Dental Bisphosphonate Awareness Guide
I’m writing today about a subject I feel is under-addressed in medical professions, with a significant amount of potential. This subject pertains to bisphosphonate therapy, and I want this information to reach you from the perspective of a dentist who treats some of the complications you may not see firsthand.
Generally speaking, bisphosphonates hold a tremendous amount of potential preserving a person’s bone quality before or after the onset of osteoporosis, allowing them to avoid a fracture during a fall which could otherwise be debilitating or fatal. For these circumstances or others involving complex pathology, bisphosphonates have become a standard treatment modality.
Although these drugs preserve bone, they create a significant risk for patients with dental problems. This is because teeth are the only osseous component of the body which have a direct communication from the exterior to the interior. As such, if a patient loses a tooth or experiences a dental infection destroying bone in the maxillofacial region, the site would be challenged to fill with bone, or heal entirely.
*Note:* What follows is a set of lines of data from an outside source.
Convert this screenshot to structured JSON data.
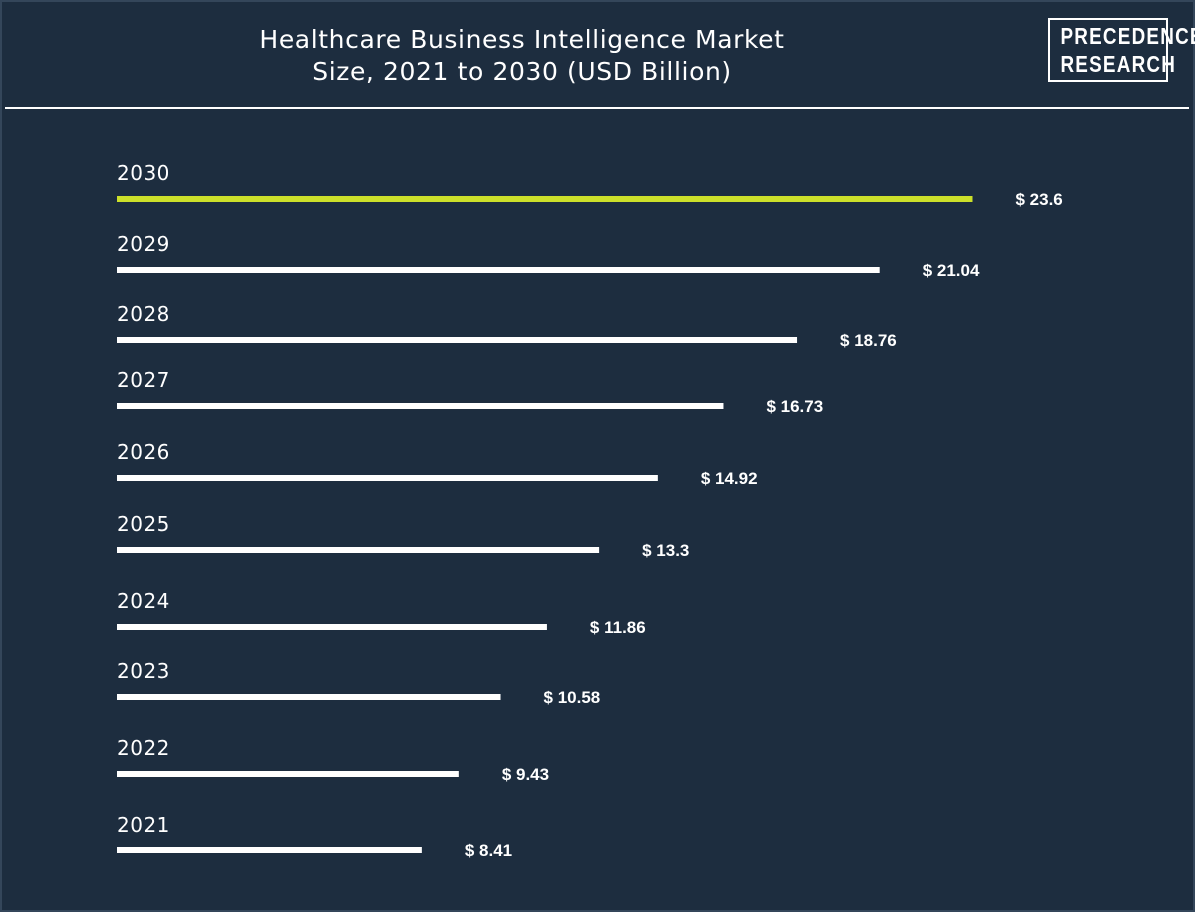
{
  "title_line1": "Healthcare Business Intelligence Market",
  "title_line2": "Size, 2021 to 2030 (USD Billion)",
  "logo": {
    "line1": "PRECEDENCE",
    "line2": "RESEARCH"
  },
  "colors": {
    "background": "#1d2d3f",
    "bar": "#ffffff",
    "highlight_bar": "#cce02a",
    "text": "#ffffff"
  },
  "chart_data": {
    "type": "bar",
    "orientation": "horizontal",
    "title": "Healthcare Business Intelligence Market Size, 2021 to 2030 (USD Billion)",
    "categories": [
      "2030",
      "2029",
      "2028",
      "2027",
      "2026",
      "2025",
      "2024",
      "2023",
      "2022",
      "2021"
    ],
    "values": [
      23.6,
      21.04,
      18.76,
      16.73,
      14.92,
      13.3,
      11.86,
      10.58,
      9.43,
      8.41
    ],
    "value_labels": [
      "$ 23.6",
      "$ 21.04",
      "$ 18.76",
      "$ 16.73",
      "$ 14.92",
      "$ 13.3",
      "$ 11.86",
      "$ 10.58",
      "$ 9.43",
      "$ 8.41"
    ],
    "highlight_category": "2030",
    "grid": false,
    "legend": "none"
  }
}
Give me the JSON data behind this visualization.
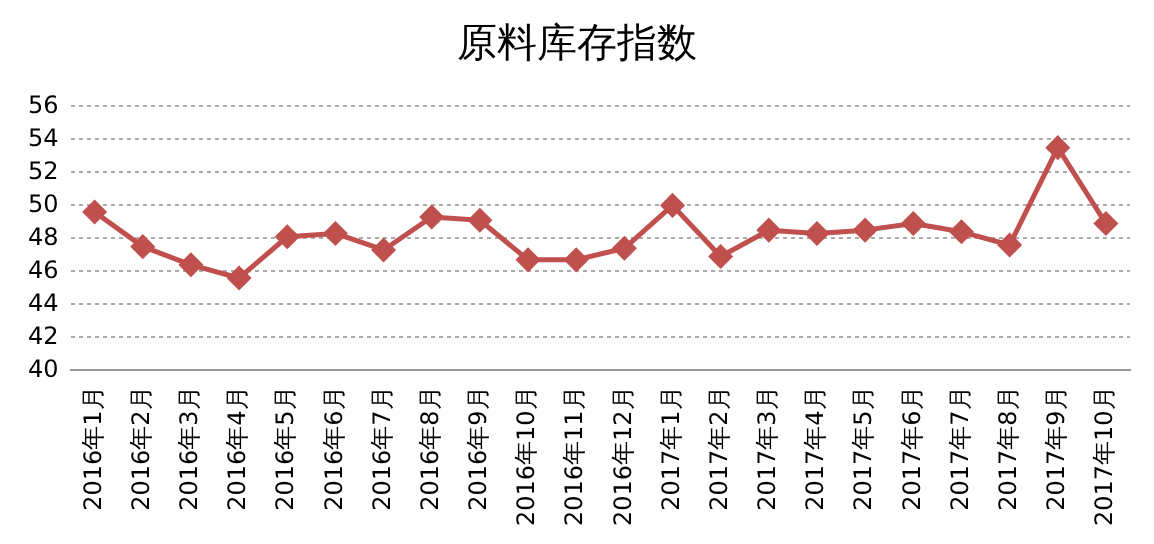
{
  "chart_data": {
    "type": "line",
    "title": "原料库存指数",
    "categories": [
      "2016年1月",
      "2016年2月",
      "2016年3月",
      "2016年4月",
      "2016年5月",
      "2016年6月",
      "2016年7月",
      "2016年8月",
      "2016年9月",
      "2016年10月",
      "2016年11月",
      "2016年12月",
      "2017年1月",
      "2017年2月",
      "2017年3月",
      "2017年4月",
      "2017年5月",
      "2017年6月",
      "2017年7月",
      "2017年8月",
      "2017年9月",
      "2017年10月"
    ],
    "series": [
      {
        "color": "#c0504d",
        "values": [
          49.6,
          47.5,
          46.4,
          45.6,
          48.1,
          48.3,
          47.3,
          49.3,
          49.1,
          46.7,
          46.7,
          47.4,
          50.0,
          46.9,
          48.5,
          48.3,
          48.5,
          48.9,
          48.4,
          47.6,
          53.5,
          48.9
        ]
      }
    ],
    "ylim": [
      40,
      56
    ],
    "yticks": [
      40,
      42,
      44,
      46,
      48,
      50,
      52,
      54,
      56
    ],
    "grid": "y",
    "legend": false,
    "marker": "diamond",
    "line_style": "solid"
  }
}
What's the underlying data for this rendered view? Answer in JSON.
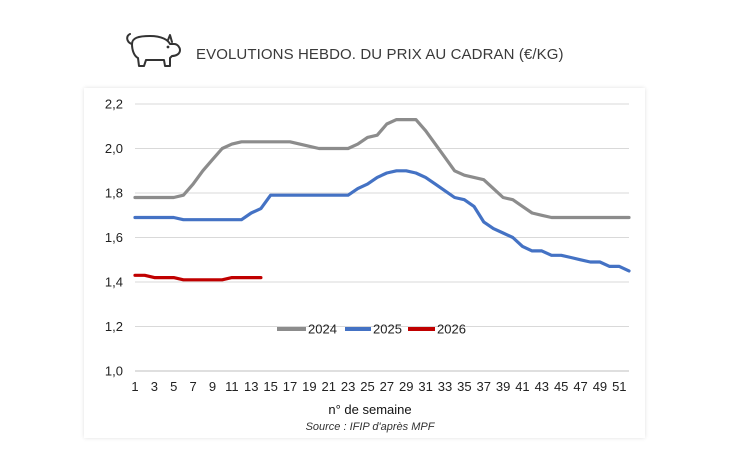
{
  "header": {
    "title": "EVOLUTIONS HEBDO. DU PRIX AU CADRAN (€/KG)",
    "icon": "pig-icon"
  },
  "chart_data": {
    "type": "line",
    "title": "EVOLUTIONS HEBDO. DU PRIX AU CADRAN (€/KG)",
    "xlabel": "n° de semaine",
    "ylabel": "",
    "source": "Source : IFIP d'après MPF",
    "ylim": [
      1.0,
      2.2
    ],
    "yticks": [
      "1,0",
      "1,2",
      "1,4",
      "1,6",
      "1,8",
      "2,0",
      "2,2"
    ],
    "xlim": [
      1,
      52
    ],
    "xticks": [
      "1",
      "3",
      "5",
      "7",
      "9",
      "11",
      "13",
      "15",
      "17",
      "19",
      "21",
      "23",
      "25",
      "27",
      "29",
      "31",
      "33",
      "35",
      "37",
      "39",
      "41",
      "43",
      "45",
      "47",
      "49",
      "51"
    ],
    "grid": true,
    "legend": "center",
    "series": [
      {
        "name": "2024",
        "color": "#8c8c8c",
        "x": [
          1,
          2,
          3,
          4,
          5,
          6,
          7,
          8,
          9,
          10,
          11,
          12,
          13,
          14,
          15,
          16,
          17,
          18,
          19,
          20,
          21,
          22,
          23,
          24,
          25,
          26,
          27,
          28,
          29,
          30,
          31,
          32,
          33,
          34,
          35,
          36,
          37,
          38,
          39,
          40,
          41,
          42,
          43,
          44,
          45,
          46,
          47,
          48,
          49,
          50,
          51,
          52
        ],
        "values": [
          1.78,
          1.78,
          1.78,
          1.78,
          1.78,
          1.79,
          1.84,
          1.9,
          1.95,
          2.0,
          2.02,
          2.03,
          2.03,
          2.03,
          2.03,
          2.03,
          2.03,
          2.02,
          2.01,
          2.0,
          2.0,
          2.0,
          2.0,
          2.02,
          2.05,
          2.06,
          2.11,
          2.13,
          2.13,
          2.13,
          2.08,
          2.02,
          1.96,
          1.9,
          1.88,
          1.87,
          1.86,
          1.82,
          1.78,
          1.77,
          1.74,
          1.71,
          1.7,
          1.69,
          1.69,
          1.69,
          1.69,
          1.69,
          1.69,
          1.69,
          1.69,
          1.69
        ]
      },
      {
        "name": "2025",
        "color": "#4472c4",
        "x": [
          1,
          2,
          3,
          4,
          5,
          6,
          7,
          8,
          9,
          10,
          11,
          12,
          13,
          14,
          15,
          16,
          17,
          18,
          19,
          20,
          21,
          22,
          23,
          24,
          25,
          26,
          27,
          28,
          29,
          30,
          31,
          32,
          33,
          34,
          35,
          36,
          37,
          38,
          39,
          40,
          41,
          42,
          43,
          44,
          45,
          46,
          47,
          48,
          49,
          50,
          51,
          52
        ],
        "values": [
          1.69,
          1.69,
          1.69,
          1.69,
          1.69,
          1.68,
          1.68,
          1.68,
          1.68,
          1.68,
          1.68,
          1.68,
          1.71,
          1.73,
          1.79,
          1.79,
          1.79,
          1.79,
          1.79,
          1.79,
          1.79,
          1.79,
          1.79,
          1.82,
          1.84,
          1.87,
          1.89,
          1.9,
          1.9,
          1.89,
          1.87,
          1.84,
          1.81,
          1.78,
          1.77,
          1.74,
          1.67,
          1.64,
          1.62,
          1.6,
          1.56,
          1.54,
          1.54,
          1.52,
          1.52,
          1.51,
          1.5,
          1.49,
          1.49,
          1.47,
          1.47,
          1.45
        ]
      },
      {
        "name": "2026",
        "color": "#c00000",
        "x": [
          1,
          2,
          3,
          4,
          5,
          6,
          7,
          8,
          9,
          10,
          11,
          12,
          13,
          14
        ],
        "values": [
          1.43,
          1.43,
          1.42,
          1.42,
          1.42,
          1.41,
          1.41,
          1.41,
          1.41,
          1.41,
          1.42,
          1.42,
          1.42,
          1.42
        ]
      }
    ]
  }
}
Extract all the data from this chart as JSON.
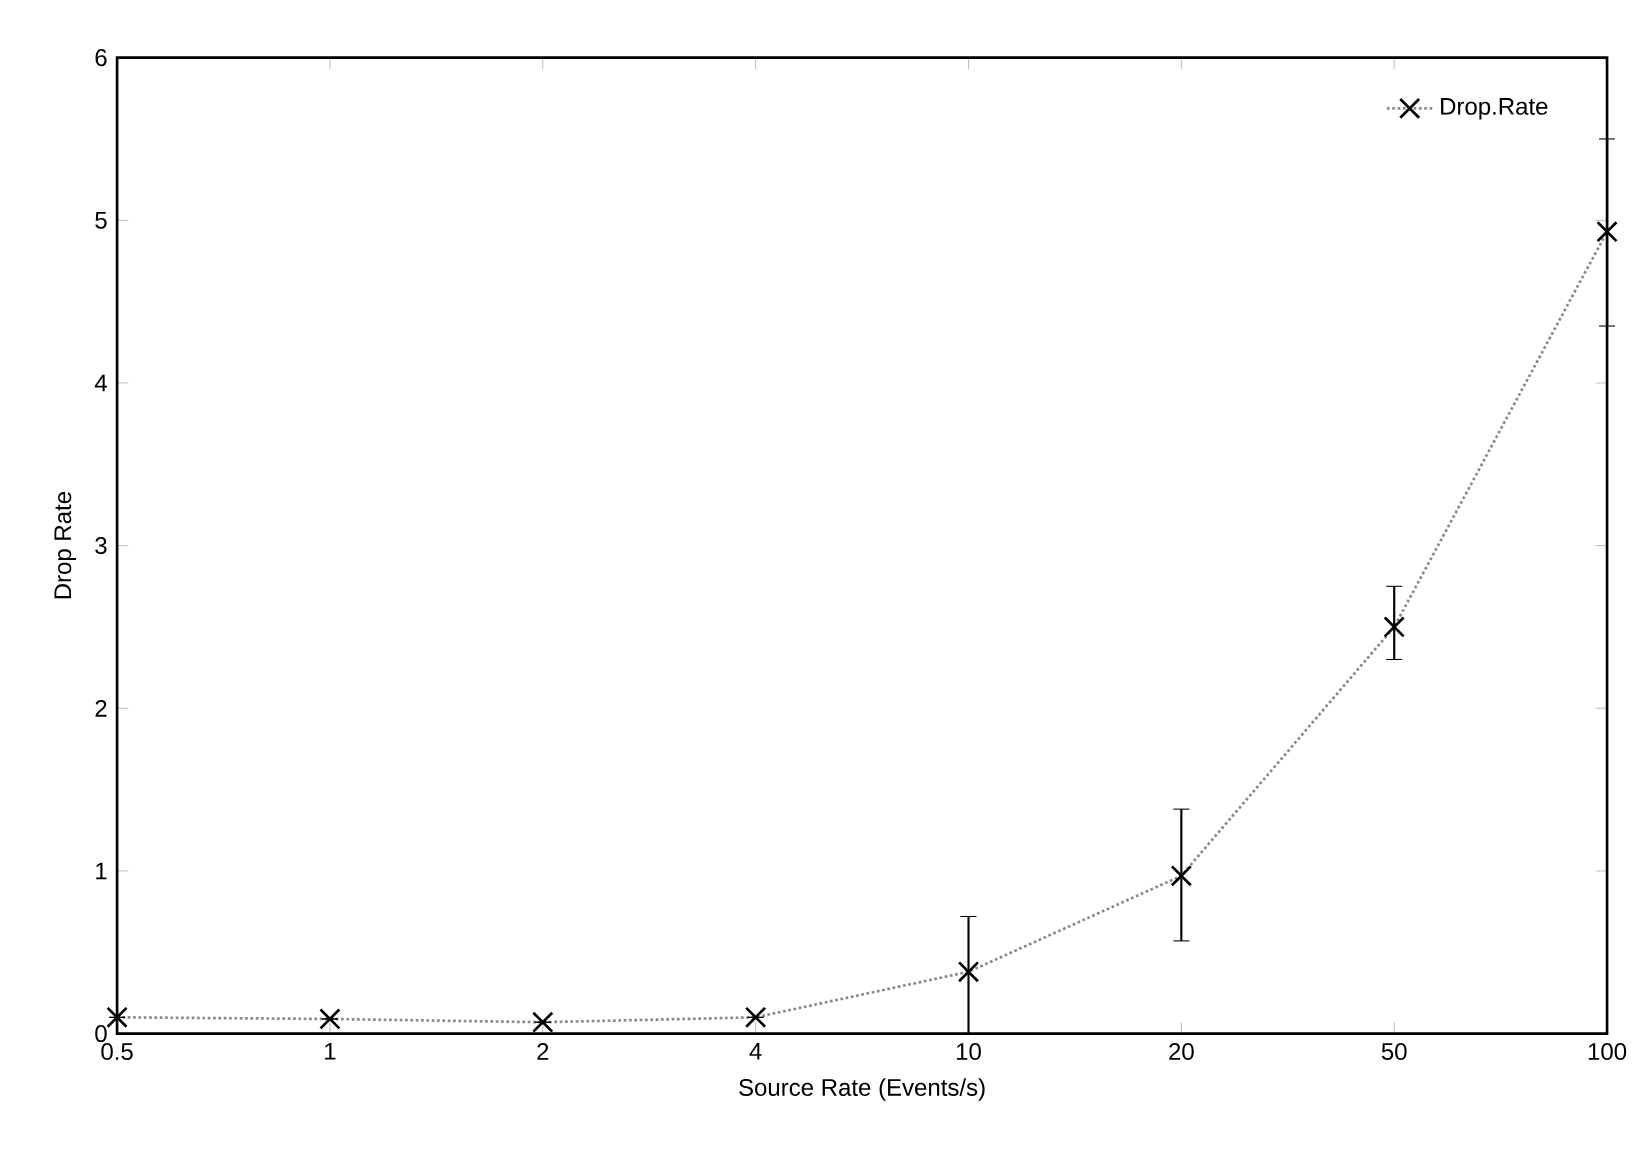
{
  "chart_data": {
    "type": "line",
    "xlabel": "Source Rate (Events/s)",
    "ylabel": "Drop Rate",
    "categories": [
      "0.5",
      "1",
      "2",
      "4",
      "10",
      "20",
      "50",
      "100"
    ],
    "series": [
      {
        "name": "Drop.Rate",
        "color": "#888888",
        "values": [
          0.1,
          0.09,
          0.07,
          0.1,
          0.38,
          0.97,
          2.5,
          4.93
        ],
        "errors": [
          null,
          null,
          null,
          null,
          [
            0.0,
            0.72
          ],
          [
            0.57,
            1.38
          ],
          [
            2.3,
            2.75
          ],
          [
            4.35,
            5.5
          ]
        ]
      }
    ],
    "ylim": [
      0,
      6
    ],
    "yticks": [
      0,
      1,
      2,
      3,
      4,
      5,
      6
    ],
    "grid": false,
    "legend": "top right",
    "marker": "cross",
    "line_style": "dotted"
  }
}
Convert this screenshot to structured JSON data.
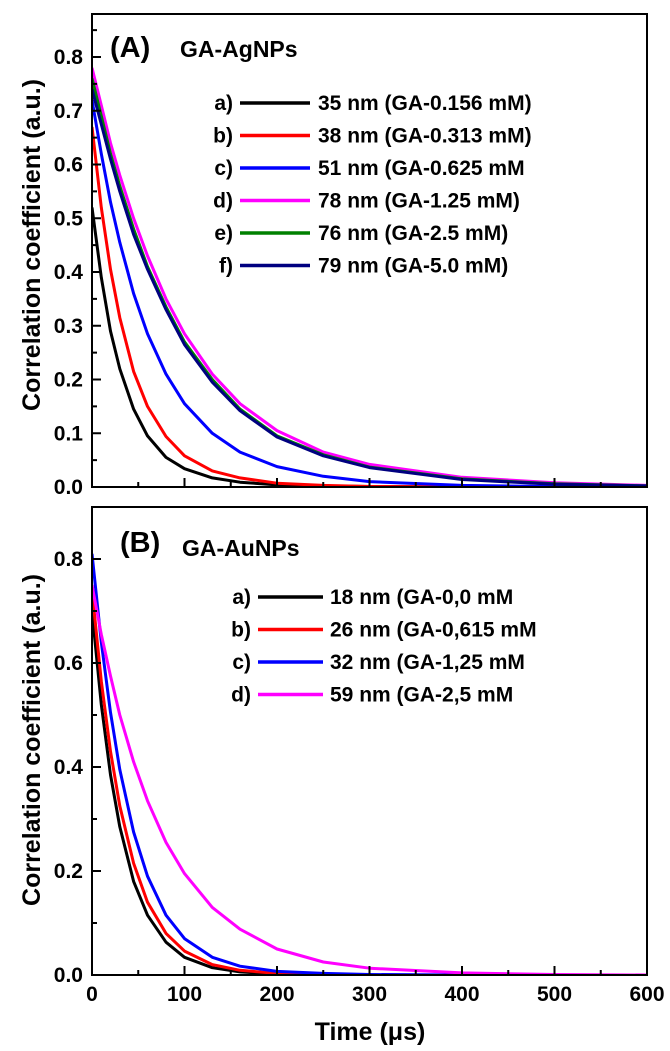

If a tooth is extracted and bone cannot fill the socket in a proper amount of time, the patient may develop an unhealing wound between the oral cavity and the inner part of the jaw bone. This can lead to bone death, or osteonecrosis, which then spreads, consuming more bone.
Even if the site is covered directly with soft tissue from a surgical flap, bone death may still expand beneath the approximated site, and worse, it can be undetectable for long periods of time. In some cases, necrosis can spread and be unstoppable. This complication is known as Medication Related Osteonecrosis of the Jaw, or “MRONJ”. MRONJ can also come from antiosteopirotic drugs such as the RANK ligand inhibitor Denosumab, or some antiangiogenic drugs.
Additionally, because drugs such as bisphosphonates suppress bone turnover, bone becomes brittle and unable to repair physiologic micro fractures. This is particularly relevant in the jaw bones, because micro fractures occur with routine activity such as chewing, or from damage due to sudden impact. When a tooth is lost or several teeth, the jaw bone also shrinks dramatically in the area, and this can further heighten the risk.
There is a 0.1% chance of developing MRONJ if oral bisohosphonates are used for under the first two years, and a 2-4% chance if an IV bisphosphonate is used for more than only two months. The risk goes up as the drug is taken longer. The risk is further heightened in cases with diabetes mellitus, cancers or tumors, immunosuppressives, or radiation therapy to the jaw.
In dental surgery, such complications lead to some of the few conditions we may not have the ability to stop, and these complications are capable of defying recovery expectations and risking death if not managed properly. The way in which these cases are planned is by having a dentist assess a patient prior to the initiation of bisphosphonate therapy, and to provide what is called “dental clearance” for care.
To be a good candidate for bisphosphonate therapy, a patient is to have:
The completion of a Comprehensive Oral Examination (COE), which is a complete dental exam
The extraction of all non-restorable or questionable teeth
The establishment of sound periodontal health by treating gum disease or periodontal bone loss around affected teeth
The treatment of any dental cavities so teeth do not become questionable or non-restorable
The good news is most of these complications are easily avoidable with proper dental involvement, and many situations involving MRONJ result from a patient taking the medication without dental clearance or dental treatment to carry a good prognosis.
I hope this information serves you well and complements the steps you take to ensure good health. Please consider this letter as a resource when it comes to preparing for bisphosphonate therapy, and if you wish to include me as a provider in this process, I am happy to do so.